Treatment (Act FAST — do not wait for cortisol levels):

• Hydrocortisone 100 mg IV bolus → then 200 mg/24h continuous infusion OR 50 mg IV/IM q6h
• IV 0.9% NaCl 1 L in first hour (volume + Na resuscitation); D5NS if hypoglycemic
• Identify and treat precipitant (infection most common → empiric antibiotics)
• Do NOT use dexamethasone first if diagnosis uncertain (allows cortisol measurement) — but if Addison's known, hydrocortisone immediately
• Transition to oral HC when clinically stable (double/triple dose for ongoing illness)
• At high-dose HC (>50 mg/day), mineralocorticoid effect sufficient — fludrocortisone not needed until HC <50 mg/day

Prevention: Sick day rules; medic-alert identification; IM hydrocortisone emergency kit; patient/family education. Perioperative: HC 100 mg IM before major surgery → 50 mg q8h × 24–48h → taper to maintenance over 3 days.

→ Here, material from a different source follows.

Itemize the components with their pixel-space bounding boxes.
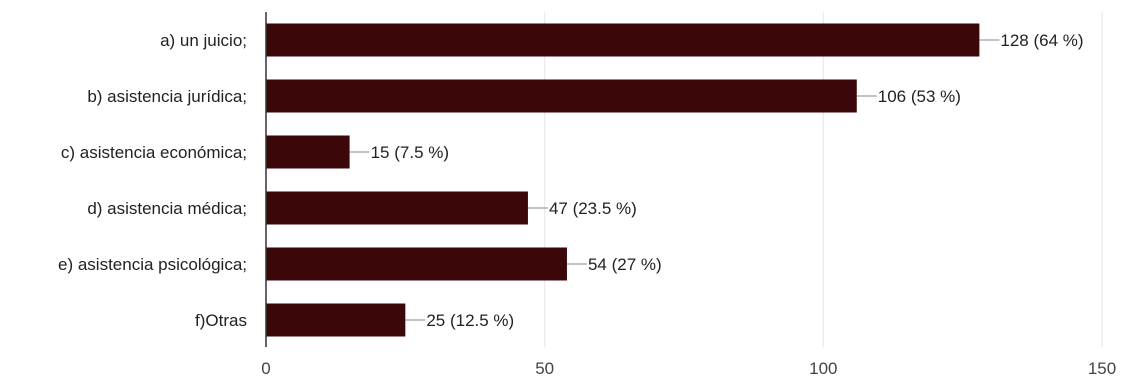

Hypercalcemic crisis: Calcium >14 mg/dL (or >12 with symptoms). Symptoms: "Bones, Stones, Groans, Psychic Moans" — bone pain, renal stones, constipation/nausea, neuropsychiatric (confusion, psychosis, coma).

Causes by frequency: Primary HPT (80% of outpatient hypercalcemia) and Malignancy (80% of inpatient hypercalcemia). Others: Sarcoid/granulomatous (↑calcitriol), Milk-alkali, Vitamin D toxicity, Thiazides, FHH (familial hypocalciuric hypercalcemia — benign; high Ca, low Ca/Cr ratio), Immobilization, MEN1/2.